Le Parti québécois avait promis de ne pas augmenter les tarifs des garderies au cours de son mandat. Cette mesure est « raisonnable », s'est contenté de dire le ministre ne voulant pas spéculer sur des élections printanières.

Le budget Marceau annonce aussi un contrôle encore plus serré des dépenses de l'État. À titre d'exemple, le gouvernement envoie un message clair aux médecins et aux fonctionnaires : les hausses de salaire qui seront consenties dans les prochaines années seront plus faibles que les précédentes.

Les médecins pourraient aussi voir leurs augmentations salariales, déjà octroyées, étalées sur plusieurs années. Québec veut ainsi respecter la « capacité de payer des contribuables », selon les propos du ministre.

Les faits saillants budget

Moins de commissions scolaires

Afin de faire d'autres économies, Québec entend réduire le nombre de commissions scolaire et facturer davantage les étudiants canadiens qui fréquentent les universités québécoises.

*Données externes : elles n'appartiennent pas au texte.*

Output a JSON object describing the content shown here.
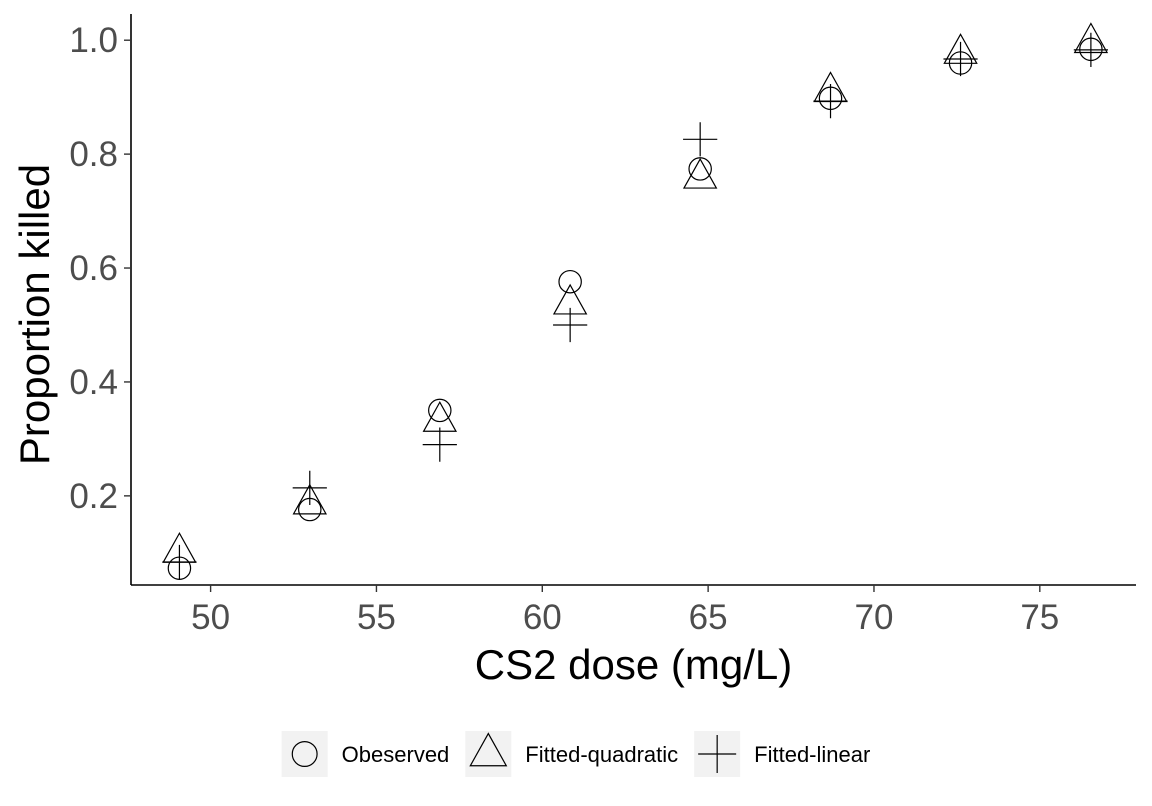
{
  "chart_data": {
    "type": "scatter",
    "title": "",
    "xlabel": "CS2 dose (mg/L)",
    "ylabel": "Proportion killed",
    "xlim": [
      47.6,
      77.9
    ],
    "ylim": [
      0.0435,
      1.046
    ],
    "x_ticks": [
      50,
      55,
      60,
      65,
      70,
      75
    ],
    "y_ticks": [
      0.2,
      0.4,
      0.6,
      0.8,
      1.0
    ],
    "x_tick_labels": [
      "50",
      "55",
      "60",
      "65",
      "70",
      "75"
    ],
    "y_tick_labels": [
      "0.2",
      "0.4",
      "0.6",
      "0.8",
      "1.0"
    ],
    "grid": false,
    "legend_position": "bottom",
    "series": [
      {
        "name": "Obeserved",
        "shape": "circle",
        "x": [
          49.06,
          52.99,
          56.91,
          60.84,
          64.76,
          68.69,
          72.61,
          76.54
        ],
        "y": [
          0.073,
          0.176,
          0.35,
          0.576,
          0.774,
          0.898,
          0.96,
          0.984
        ]
      },
      {
        "name": "Fitted-quadratic",
        "shape": "triangle",
        "x": [
          49.06,
          52.99,
          56.91,
          60.84,
          64.76,
          68.69,
          72.61,
          76.54
        ],
        "y": [
          0.102,
          0.187,
          0.332,
          0.538,
          0.759,
          0.911,
          0.978,
          0.997
        ]
      },
      {
        "name": "Fitted-linear",
        "shape": "plus",
        "x": [
          49.06,
          52.99,
          56.91,
          60.84,
          64.76,
          68.69,
          72.61,
          76.54
        ],
        "y": [
          0.084,
          0.214,
          0.29,
          0.5,
          0.826,
          0.893,
          0.967,
          0.983
        ]
      }
    ]
  }
}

Les ministères, tout comme les organismes gouvernementaux, devront aussi faire des sacrifices. En l'absence des crédits budgétaires, on ne sait toutefois pas quels ministères et organismes écoperont le plus.

Les bars et les restos-bars devront pour leur part enregistrer toutes les transactions effectuées. Le gouvernement veut ainsi freiner l'évasion fiscale et récupérer quelques millions de dollars.

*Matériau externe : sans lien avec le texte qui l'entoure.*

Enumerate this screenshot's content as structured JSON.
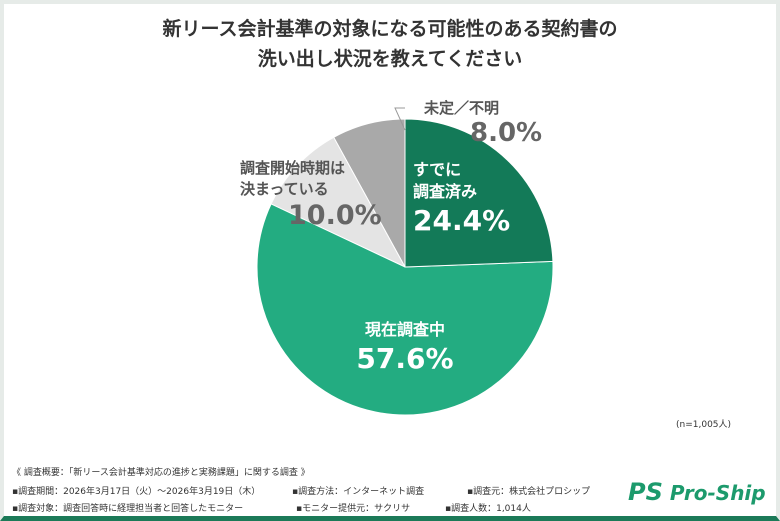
{
  "title_lines": [
    "新リース会計基準の対象になる可能性のある契約書の",
    "洗い出し状況を教えてください"
  ],
  "chart_data": {
    "type": "pie",
    "title": "新リース会計基準の対象になる可能性のある契約書の洗い出し状況を教えてください",
    "slices": [
      {
        "label": "すでに調査済み",
        "label_lines": [
          "すでに",
          "調査済み"
        ],
        "value": 24.4,
        "value_label": "24.4%",
        "color": "#137a58"
      },
      {
        "label": "現在調査中",
        "label_lines": [
          "現在調査中"
        ],
        "value": 57.6,
        "value_label": "57.6%",
        "color": "#23ac81"
      },
      {
        "label": "調査開始時期は決まっている",
        "label_lines": [
          "調査開始時期は",
          "決まっている"
        ],
        "value": 10.0,
        "value_label": "10.0%",
        "color": "#e4e4e4"
      },
      {
        "label": "未定／不明",
        "label_lines": [
          "未定／不明"
        ],
        "value": 8.0,
        "value_label": "8.0%",
        "color": "#a9a9a9"
      }
    ],
    "note": "(n=1,005人)"
  },
  "footer": {
    "summary": "《 調査概要：「新リース会計基準対応の進捗と実務課題」に関する調査 》",
    "items": [
      "▪調査期間：2026年3月17日（火）〜2026年3月19日（木）",
      "▪調査方法：インターネット調査",
      "▪調査元：株式会社プロシップ",
      "▪調査対象：調査回答時に経理担当者と回答したモニター",
      "▪モニター提供元：サクリサ",
      "▪調査人数：1,014人"
    ]
  },
  "logo": "Pro-Ship"
}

Malgré ces nouvelles compressions, le ministre Marceau s'est défendu de présenter un budget austère. « Je ne pense pas qu'on peut parler d'austérité. On peut parler de contrôle de dépenses. L'austérité serait de réduire les dépenses comme le demande l'opposition », s'est-il défendu en conférence de presse.

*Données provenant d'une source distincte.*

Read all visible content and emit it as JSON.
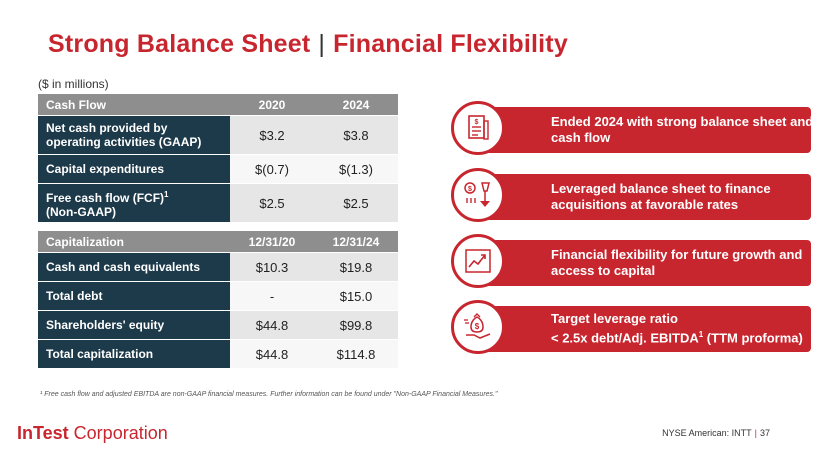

La gestion du système de santé est aussi un défi pour le gouvernement qui veut limiter la croissance des dépenses dans ce secteur. Québec annonce donc la mise en place progressive d'un financement axé sur les patients plutôt que le système actuel qui mise sur un financement par établissement.

L'opposition veut des élections

« Vous venez d'assister au lancement d'une campagne électorale », a réagi à chaud le chef du Parti libéral du Québec, Philippe Couillard, ajourant que le ministre Marceau « porte des lunettes ».

Pour la Coalition avenir Québec (CAQ), les « grands perdants » de ce budget sont les familles déjà « surtaxées ».

La CAQ, qui demandait un retour immédiat à l'équilibre budgétaire et une réduction du fardeau fiscal des Québécois, a donc annoncé qu'elle n'appuierait pas le budget.

Du côté de Québec solidaire, il s'agit d'un budget « d'austérité » digne du Parti libéral ou du Conseil du patronat du Québec. La hausse des frais de garderie et des tarifs d'Hydro-Québec touchera plus durement les plus faibles revenus, a dénoncé la formation de gauche.

Avec ce rejet du budget par les partis de l'opposition, la table est mise pour une campagne électorale. Le gouvernement, minoritaire en Chambre, a maintenant ces deux choix : déclencher rapidement des élections ou se faire battre à l'Assemblée nationale sur le budget.